In the classic Chassidic text called Bnei Yissacher there is a remez, hint, to these forty days before creation in the first and last letters of the name Israel ( ישראל), as the letters yod and lamed together equal forty. Additionally, Lamed and yod together form the word li, “[to]me,” and they appear in one of the most beautiful passages that proclaim the deep love between God and Israel as being an eternal bond or marriage covenant: “I will betroth you to Me forever, and I will betroth you to Me with righteousness, justice, kindness and mercy. I will betroth you to Me with faith and you shall know God” (Hoshea 2:21-22).
The connection between creation and Israel is further confirmed by the tradition, discussed earlier, that when the thought arose, as it were, in God’s mind to create the world, “Israel arose in thought first.” This idea is further confirmed by Rashi’s commentary on the first word of the Torah where he brings the tradition that God created the world “for the sake of the Torah and for the sake of Israel, his first produce” — another connection to trees and fruit.
These teachings shed new light on the customs of Tu B’Av relating to young people going out to dance in the vineyards with the intention of finding their soul mates. This custom, born out of the tribes’ newfound excitement at being allowed to marry each other — and later in history, the tribes reinstituting marriage with the tribe of Benjamin once again — has in fact a much more primordial antecedent marking this day as a day of fruitful love for future generations: the love between God and Israel as expressed through the very act of creation itself.
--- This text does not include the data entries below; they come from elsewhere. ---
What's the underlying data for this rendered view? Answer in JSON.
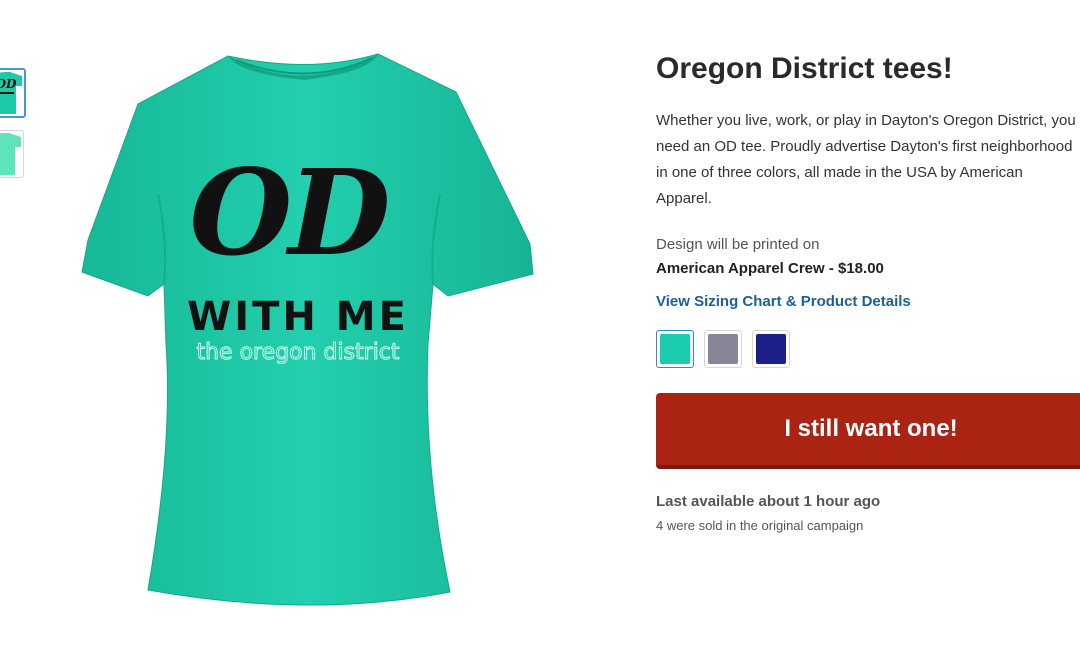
{
  "product": {
    "title": "Oregon District tees!",
    "description": "Whether you live, work, or play in Dayton's Oregon District, you need an OD tee. Proudly advertise Dayton's first neighborhood in one of three colors, all made in the USA by American Apparel.",
    "printed_on_label": "Design will be printed on",
    "product_name": "American Apparel Crew - $18.00",
    "sizing_link": "View Sizing Chart & Product Details",
    "buy_button": "I still want one!",
    "last_available": "Last available about 1 hour ago",
    "sold_count": "4 were sold in the original campaign"
  },
  "shirt_print": {
    "line1": "OD",
    "line2": "WITH ME",
    "line3": "the oregon district"
  },
  "colors": {
    "shirt": "#1fc9a8",
    "swatches": [
      "#1ccdad",
      "#8a8596",
      "#1a1f8a"
    ],
    "buy_button": "#ab2413",
    "link": "#1f5f97"
  },
  "icons": {
    "thumbnail_1": "shirt-front-thumbnail",
    "thumbnail_2": "shirt-alt-thumbnail"
  }
}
The dancing that took place in the vineyards on Tu B’Av likewise has a parallel in the Kabbalistic Seder that takes place on the day of Tu B’Shvat. Based on the four cups of wine drunk at the Pesach Seder, the Seder of Tu B’Shvat also includes four cups of wine. Among many other things, each cup of wine represents a season of the year. The first cup is filled with white wine, and each subsequent cup contains more and more red wine to represent the gradual changing of the seasons; following this process we move from the dormancy (or “virginity”) of winter, represented by the white wine, to the fruitfulness of spring and summer, represented by increasing proportions of red wine, until a full cup of red wine, representing the ingathering of the year’s produce in the autumn. The first cup of pure white wine can be further connected to the virginal maidens all dressed in white as they went out to dance in the vineyards, and, along with the men, went looking for love and the opportunity to “be fruitful and multiply.”
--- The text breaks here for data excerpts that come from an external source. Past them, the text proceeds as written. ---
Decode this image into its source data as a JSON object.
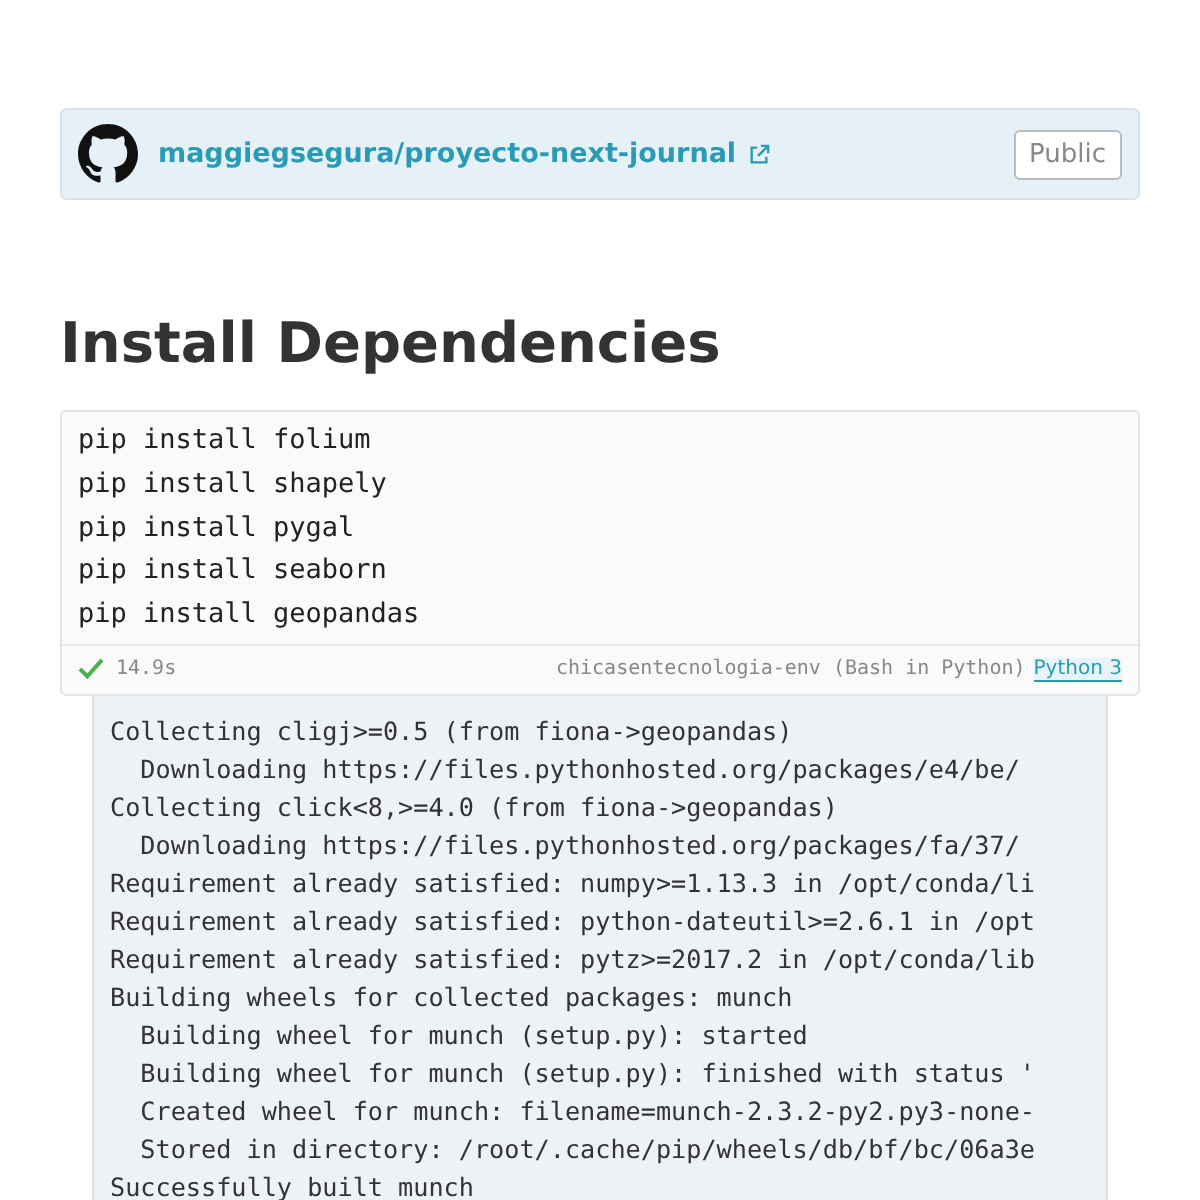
{
  "repo": {
    "name": "maggiegsegura/proyecto-next-journal",
    "visibility": "Public"
  },
  "heading": "Install Dependencies",
  "cell": {
    "code": [
      "pip install folium",
      "pip install shapely",
      "pip install pygal",
      "pip install seaborn",
      "pip install geopandas"
    ],
    "status": {
      "success": true,
      "duration": "14.9s",
      "environment": "chicasentecnologia-env (Bash in Python)",
      "language": "Python 3"
    },
    "output": [
      "Collecting cligj>=0.5 (from fiona->geopandas)",
      "  Downloading https://files.pythonhosted.org/packages/e4/be/",
      "Collecting click<8,>=4.0 (from fiona->geopandas)",
      "  Downloading https://files.pythonhosted.org/packages/fa/37/",
      "Requirement already satisfied: numpy>=1.13.3 in /opt/conda/li",
      "Requirement already satisfied: python-dateutil>=2.6.1 in /opt",
      "Requirement already satisfied: pytz>=2017.2 in /opt/conda/lib",
      "Building wheels for collected packages: munch",
      "  Building wheel for munch (setup.py): started",
      "  Building wheel for munch (setup.py): finished with status '",
      "  Created wheel for munch: filename=munch-2.3.2-py2.py3-none-",
      "  Stored in directory: /root/.cache/pip/wheels/db/bf/bc/06a3e",
      "Successfully built munch"
    ]
  }
}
One last connection between these two dates relates to the reason given in the Talmud, mentioned previously, that it was on Tu B’Av that the last group of people in the desert who thought they too would die realized that they had been spared. Spiritually and psychologically this was as if they were resurrected from the dead, as they had been living with a constant cloud of death over their heads. Related to this theme, we should note that during the winter, fruit trees and many other trees lose their leaves and become dormant. From an outside perspective, these trees appear to be dead. On Tu B’Shvat, however, the sap begins to flow in the trees again, which also represents a resurrection of the (apparently) dead world of vegetation. Both Tu B’Av, coming on the heels of Tisha B’Av, and Tu B’Shvat therefore express this profound dynamic of physical and spiritual revival.
These plentiful and poetic parallels between Tu B’Av and Tu B’Shvat confirm once again the multiples layers of meaning, association and deep resonance embedded within the cycle of the Jewish year. Truly, the more one delves into these secrets, the more one finds.